O Presidente da CIP salientou, ainda, o possível efeito positivo que poderá advir de um dos objetivos do Pilar – o desenvolvimento de benchmarks -, na medida em que o benchmark poderá apoiar todos os Estados-Membros da UE na reforma dos mercados de trabalho, dos sistemas de educação e formação e, ainda, dos sistemas sociais, fornecendo um ponto de referência para auxiliar a implementação nacional das reformas e avaliar o progresso em direção às metas definidas.

Não obstante, deve haver uma clara priorização das questões abrangidas pelos benchmarks, concentrando-se naquelas que terão um impacto positivo sobre a competitividade, o emprego e a sustentabilidade e a adequação dos sistemas sociais, e das quais destacamos: i) a redução dos custos do trabalho para facilitar a criação de emprego e a integração no mercado de trabalho; ii) a atratividade de diferentes tipos de contratação criando um quadro que facilite a transição entre eles; iii) o reforço da eficácia dos sistemas fiscais e de Segurança Social, aumentando o desempenho das políticas ativas de emprego.

Finalmente, o Pilar, ao invés de se focalizar em “alargar e aprofundar os direitos sociais”, deve ter uma abordagem mais ampla, de forma a determinar como proporcionar as melhores oportunidades possíveis de emprego para todos.

Tal pode e deve ser conseguido através da renovação da abordagem à flexigurança, a qual deveria assumir um papel fundamental no Pilar.

No que respeita à coordenação do Semestre Europeu, que visa o envolvimento dos Parceiros Sociais na governação económica, o Presidente da CIP assinalou que esse envolvimento, concretamente, na elaboração e implementação de políticas que afetam, direta ou indiretamente, o emprego e mercado de trabalho ao longo das diferentes etapas do Semestre Europeu, é essencial de forma a que a posição daqueles ganhe efetivo eco.

As consultas aos Parceiros Sociais devem ser oportunas e efetivas, permitindo a análise e a elaboração de propostas bem como a participação nos processos de decisão.
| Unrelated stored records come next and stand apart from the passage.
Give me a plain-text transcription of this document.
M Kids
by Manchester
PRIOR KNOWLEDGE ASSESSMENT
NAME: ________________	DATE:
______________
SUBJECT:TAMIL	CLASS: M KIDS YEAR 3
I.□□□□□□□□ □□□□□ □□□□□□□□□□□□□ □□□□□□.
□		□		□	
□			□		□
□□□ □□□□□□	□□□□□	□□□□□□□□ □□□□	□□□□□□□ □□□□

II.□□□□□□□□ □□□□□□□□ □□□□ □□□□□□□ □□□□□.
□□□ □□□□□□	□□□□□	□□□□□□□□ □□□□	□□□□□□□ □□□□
Neste âmbito, é de realçar que a Declaração Conjunta dos Parceiros Sociais Europeus sobre o envolvimento dos Parceiros Sociais na Governação Económica Europeia, de 2013, apresenta várias recomendações sobre a consulta a efetuar aos Parceiros Sociais nas várias fases do ciclo do Semestre europeu: i) Análise Anual do Crescimento; ii) Programas Nacionais de Reformas; iii) Recomendações específicas e orientações de política a cada Estado-Membro.

A participação da CIP no Semestre Europeu, através da interação com representação nacional da Comissão Europeia, tem vindo progressivamente a melhorar de forma significativa, designadamente tendo sido consultada sobre os principais documentos relativos ao Semestre Europeu, inclusive quanto às recomendações específicas.